His roster of subjects also includes; Audioslave, Elkie Brooks, Rosanne Cash, Eric Clapton, Cream, the Eagles, Phil Everly, Jimi Hendrix, John Hiatt, Rickie Lee Jones, Janis Joplin, Jerry Lee Lewis, Jim Morrison, The Moody Blues, Linda Ronstadt, Spooky Tooth, and Traffic.

In 1978 Russell shifted his focus to film and video, becoming "a pioneer in producing music videos", but leaving a cache of iconoclastic still photographs largely unseen for nearly 30 years. He produced and directed films with Rosanne Cash, Emmylou Harris, Rickie Lee Jones, k.d. lang, John Lennon, Joni Mitchell, Yoko Ono, Leon Redbone, Paul Simon, Randy Travis, and Hank Williams, Jr.

In reviewing Rosanne Cash's video What We Really Want in 1991, the Los Angeles Times wrote: "Photographer-director Russell has concocted a weird, two-dimensional world of paintings for Cash to step into, singing one of her latest songs of woe and miscommunication.
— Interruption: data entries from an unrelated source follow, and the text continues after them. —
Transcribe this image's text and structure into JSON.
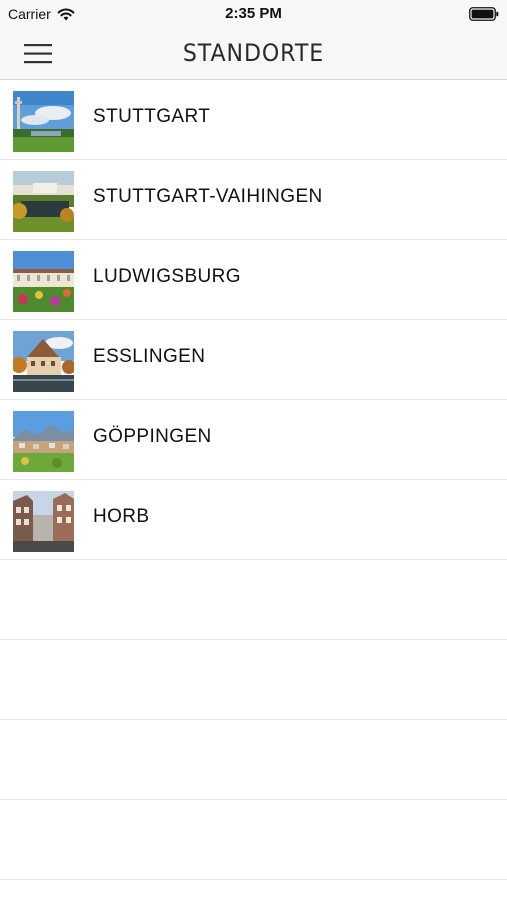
{
  "status_bar": {
    "carrier": "Carrier",
    "time": "2:35 PM",
    "wifi_icon": "wifi-icon",
    "battery_icon": "battery-full-icon"
  },
  "nav": {
    "title": "STANDORTE",
    "menu_icon": "hamburger-menu-icon"
  },
  "locations": [
    {
      "name": "STUTTGART",
      "thumbnail": "stuttgart-photo"
    },
    {
      "name": "STUTTGART-VAIHINGEN",
      "thumbnail": "stuttgart-vaihingen-photo"
    },
    {
      "name": "LUDWIGSBURG",
      "thumbnail": "ludwigsburg-photo"
    },
    {
      "name": "ESSLINGEN",
      "thumbnail": "esslingen-photo"
    },
    {
      "name": "GÖPPINGEN",
      "thumbnail": "goeppingen-photo"
    },
    {
      "name": "HORB",
      "thumbnail": "horb-photo"
    }
  ],
  "colors": {
    "bar_background": "#f7f7f7",
    "separator": "#e6e6e6",
    "text": "#111111"
  }
}
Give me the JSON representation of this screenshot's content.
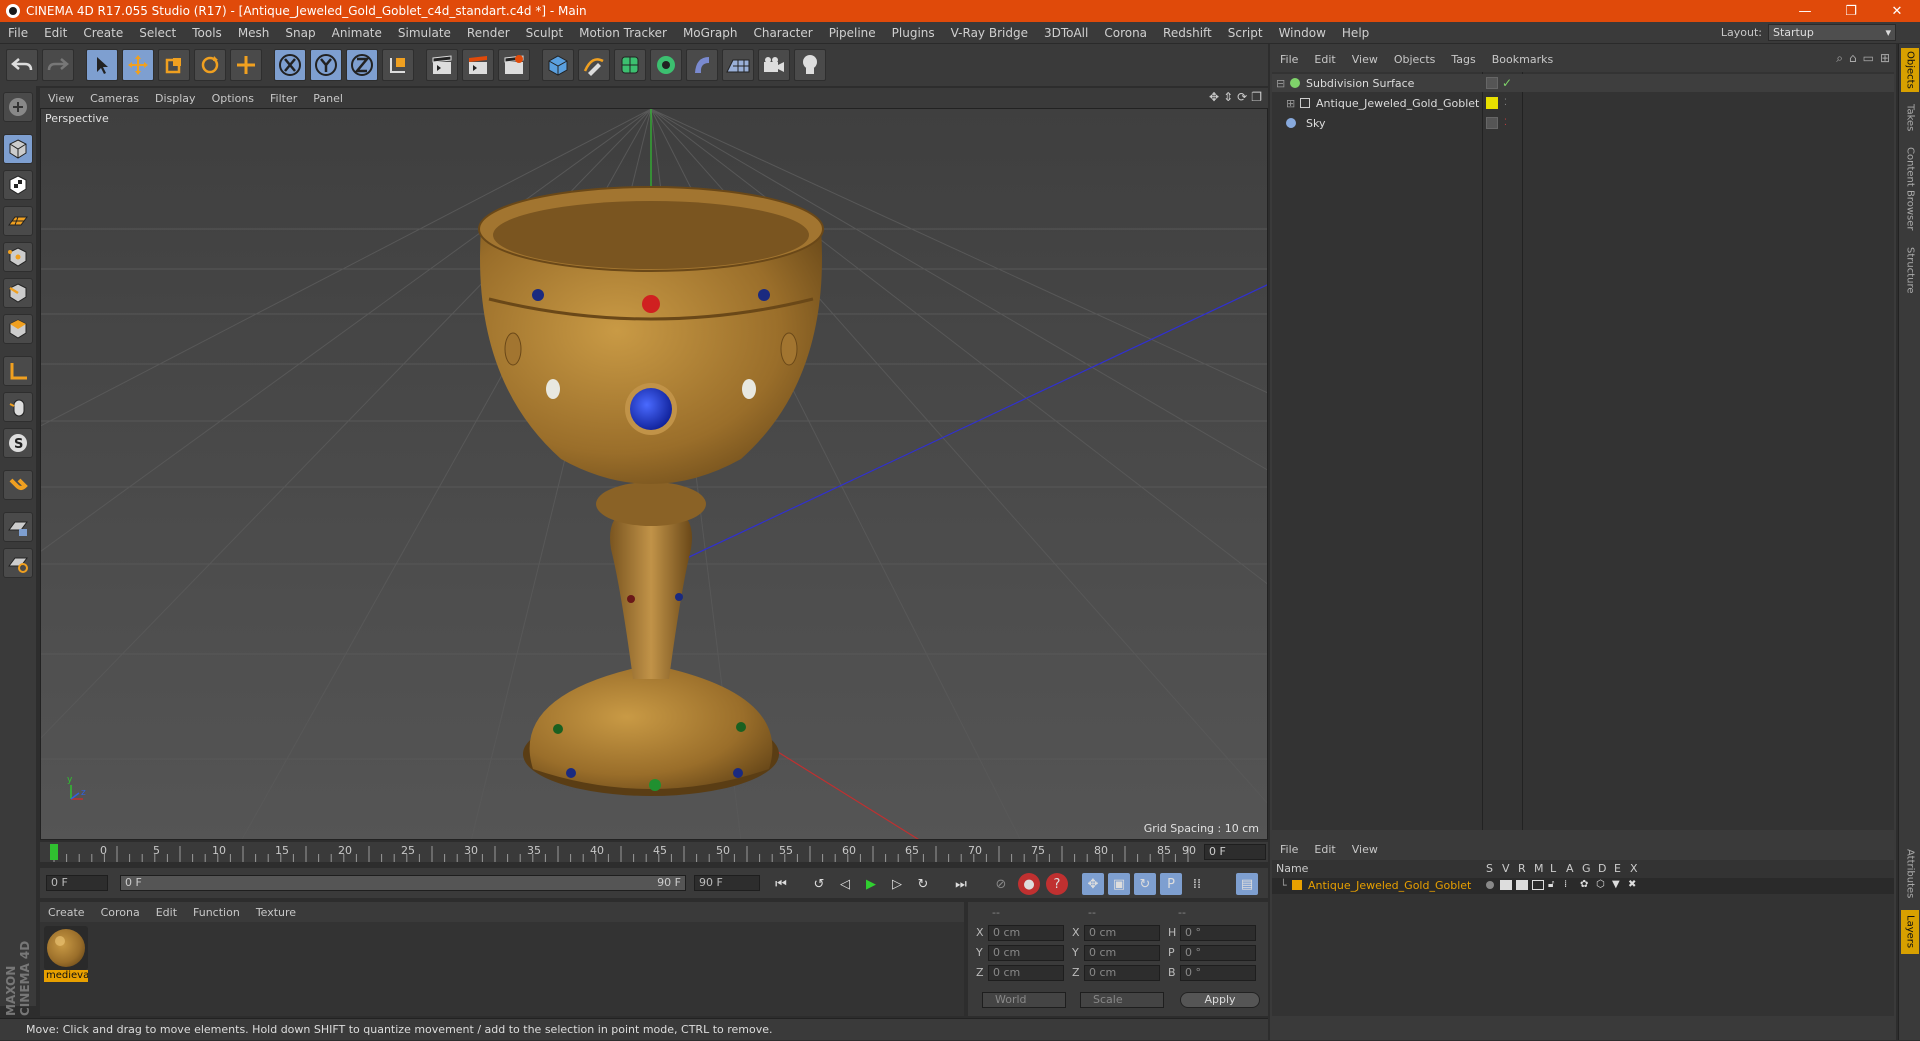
{
  "window": {
    "title": "CINEMA 4D R17.055 Studio (R17) - [Antique_Jeweled_Gold_Goblet_c4d_standart.c4d *] - Main",
    "controls": [
      "—",
      "❐",
      "✕"
    ]
  },
  "menubar": {
    "items": [
      "File",
      "Edit",
      "Create",
      "Select",
      "Tools",
      "Mesh",
      "Snap",
      "Animate",
      "Simulate",
      "Render",
      "Sculpt",
      "Motion Tracker",
      "MoGraph",
      "Character",
      "Pipeline",
      "Plugins",
      "V-Ray Bridge",
      "3DToAll",
      "Corona",
      "Redshift",
      "Script",
      "Window",
      "Help"
    ],
    "layout_label": "Layout:",
    "layout_value": "Startup"
  },
  "viewport": {
    "menu": [
      "View",
      "Cameras",
      "Display",
      "Options",
      "Filter",
      "Panel"
    ],
    "label": "Perspective",
    "grid_spacing": "Grid Spacing : 10 cm"
  },
  "timeline": {
    "ticks": [
      "0",
      "5",
      "10",
      "15",
      "20",
      "25",
      "30",
      "35",
      "40",
      "45",
      "50",
      "55",
      "60",
      "65",
      "70",
      "75",
      "80",
      "85",
      "90"
    ],
    "current_frame": "0 F",
    "start_field": "0 F",
    "range_start": "0 F",
    "range_end": "90 F",
    "end_field": "90 F"
  },
  "materials": {
    "menu": [
      "Create",
      "Corona",
      "Edit",
      "Function",
      "Texture"
    ],
    "items": [
      {
        "label": "medieva"
      }
    ]
  },
  "coordinates": {
    "headers": [
      "--",
      "--",
      "--"
    ],
    "rows": [
      {
        "axis": "X",
        "pos": "0 cm",
        "axis2": "X",
        "size": "0 cm",
        "axis3": "H",
        "rot": "0 °"
      },
      {
        "axis": "Y",
        "pos": "0 cm",
        "axis2": "Y",
        "size": "0 cm",
        "axis3": "P",
        "rot": "0 °"
      },
      {
        "axis": "Z",
        "pos": "0 cm",
        "axis2": "Z",
        "size": "0 cm",
        "axis3": "B",
        "rot": "0 °"
      }
    ],
    "mode1": "World",
    "mode2": "Scale",
    "apply": "Apply"
  },
  "status": "Move: Click and drag to move elements. Hold down SHIFT to quantize movement / add to the selection in point mode, CTRL to remove.",
  "objects": {
    "menu": [
      "File",
      "Edit",
      "View",
      "Objects",
      "Tags",
      "Bookmarks"
    ],
    "items": [
      {
        "name": "Subdivision Surface",
        "color": "#7fd36a"
      },
      {
        "name": "Antique_Jeweled_Gold_Goblet",
        "color": "#e8e000"
      },
      {
        "name": "Sky",
        "color": "#88aadd"
      }
    ]
  },
  "layers": {
    "menu": [
      "File",
      "Edit",
      "View"
    ],
    "header_name": "Name",
    "header_cols": [
      "S",
      "V",
      "R",
      "M",
      "L",
      "A",
      "G",
      "D",
      "E",
      "X"
    ],
    "row_name": "Antique_Jeweled_Gold_Goblet",
    "row_color": "#e8a000"
  },
  "side_tabs": [
    "Objects",
    "Takes",
    "Content Browser",
    "Structure",
    "Attributes",
    "Layers"
  ],
  "logo": "MAXON CINEMA 4D",
  "colors": {
    "title_bar": "#e04a0a",
    "selected_tool": "#7e9fd0",
    "accent": "#e8a000"
  }
}
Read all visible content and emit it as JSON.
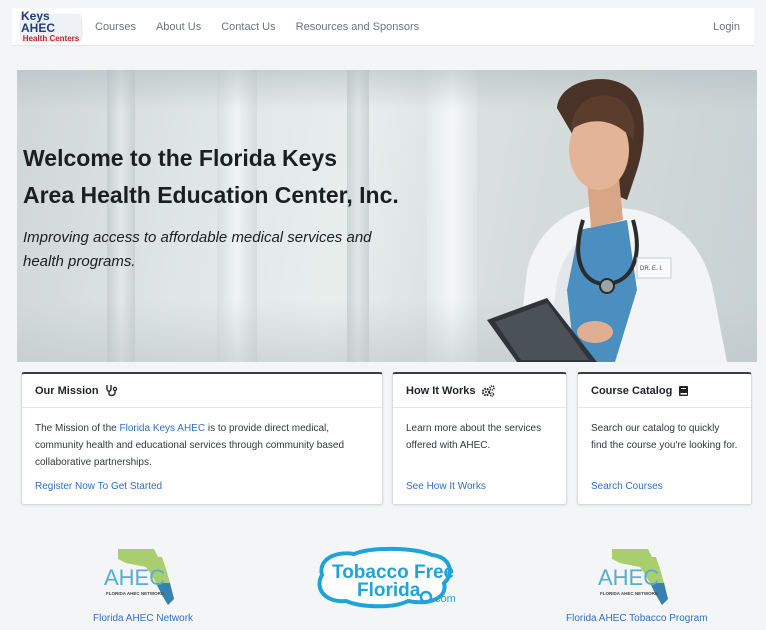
{
  "nav": {
    "logo_line1": "Keys AHEC",
    "logo_line2": "Health Centers",
    "links": [
      "Courses",
      "About Us",
      "Contact Us",
      "Resources and Sponsors"
    ],
    "login": "Login"
  },
  "hero": {
    "title_line1": "Welcome to the Florida Keys",
    "title_line2": "Area Health Education Center, Inc.",
    "subtitle_line1": "Improving access to affordable medical services and",
    "subtitle_line2": "health programs.",
    "badge_text": "DR. E. I."
  },
  "cards": {
    "mission": {
      "title": "Our Mission",
      "text_before": "The Mission of the ",
      "text_link": "Florida Keys AHEC",
      "text_after": " is to provide direct medical, community health and educational services through community based collaborative partnerships.",
      "link": "Register Now To Get Started"
    },
    "how": {
      "title": "How It Works",
      "text": "Learn more about the services offered with AHEC.",
      "link": "See How It Works"
    },
    "catalog": {
      "title": "Course Catalog",
      "text": "Search our catalog to quickly find the course you're looking for.",
      "link": "Search Courses"
    }
  },
  "sponsors": {
    "left": {
      "logo_text": "AHEC",
      "logo_sub": "FLORIDA AHEC NETWORK",
      "caption": "Florida AHEC Network"
    },
    "middle": {
      "line1": "Tobacco Free",
      "line2": "Florida",
      "suffix": ".com"
    },
    "right": {
      "logo_text": "AHEC",
      "logo_sub": "FLORIDA AHEC NETWORK",
      "caption": "Florida AHEC Tobacco Program"
    }
  },
  "colors": {
    "link": "#2e6fc7",
    "logo_blue": "#1d3e7a",
    "logo_red": "#c0262e",
    "tobacco_blue": "#1fa3d8",
    "ahec_green": "#8fc03f"
  }
}
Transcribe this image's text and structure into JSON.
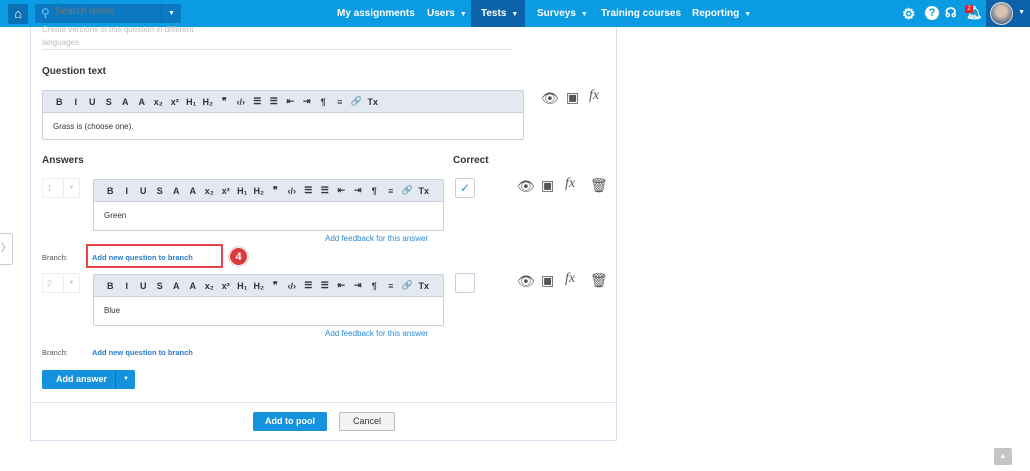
{
  "topbar": {
    "search_placeholder": "Search users",
    "nav": [
      {
        "label": "My assignments",
        "dropdown": false
      },
      {
        "label": "Users",
        "dropdown": true
      },
      {
        "label": "Tests",
        "dropdown": true,
        "active": true
      },
      {
        "label": "Surveys",
        "dropdown": true
      },
      {
        "label": "Training courses",
        "dropdown": false
      },
      {
        "label": "Reporting",
        "dropdown": true
      }
    ],
    "notifications_count": "2",
    "icons": [
      "home-icon",
      "search-icon",
      "gear-icon",
      "help-icon",
      "headset-icon",
      "bell-icon"
    ]
  },
  "form": {
    "languages_hint": "Create versions of this question in different languages.",
    "question_text_label": "Question text",
    "question_text": "Grass is (choose one).",
    "toolbar": [
      "B",
      "I",
      "U",
      "S",
      "A",
      "A",
      "x₂",
      "x²",
      "H₁",
      "H₂",
      "❞",
      "‹/›",
      "☰",
      "☰",
      "⇤",
      "⇥",
      "¶",
      "≡",
      "🔗",
      "Tx"
    ],
    "answers_label": "Answers",
    "correct_label": "Correct",
    "answers": [
      {
        "order": "1",
        "text": "Green",
        "correct": true,
        "feedback_link": "Add feedback for this answer",
        "branch_label": "Branch:",
        "branch_link": "Add new question to branch"
      },
      {
        "order": "2",
        "text": "Blue",
        "correct": false,
        "feedback_link": "Add feedback for this answer",
        "branch_label": "Branch:",
        "branch_link": "Add new question to branch"
      }
    ],
    "add_answer": "Add answer",
    "add_to_pool": "Add to pool",
    "cancel": "Cancel"
  },
  "annotation": {
    "step": "4"
  },
  "colors": {
    "topbar": "#0a9be3",
    "active_nav": "#0b62a8",
    "primary_button": "#1592dd",
    "highlight": "#e5454a"
  }
}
It's a visual effect that's been tried in videos many times before, but never quite to this successfully surreal an effect."

In the 1990s Russell garnered his second Grammy nomination for the video There's A Tear In My Beer with Hank Williams, Jr.

==Books by Russell==
- Dear Mr. Fantasy: Diary of a Decade: Our Time and Rock and Roll (1985)
The Christian Science Monitor reviewed this book in 1985: "Every once in a long while, one finds a book that wholly captures the mood and essence of an era. Dear Mr. Fantasy is just such a book. Ethan Russell weaves a tapestry of prose."
- Let It Bleed: The Rolling Stones 1969 Tour (2007)
The San Francisco Chronicle described Russell's book as "a $650 opus that some have called the definitive Rolling Stones book; he's now released a condensed (and more affordable) version."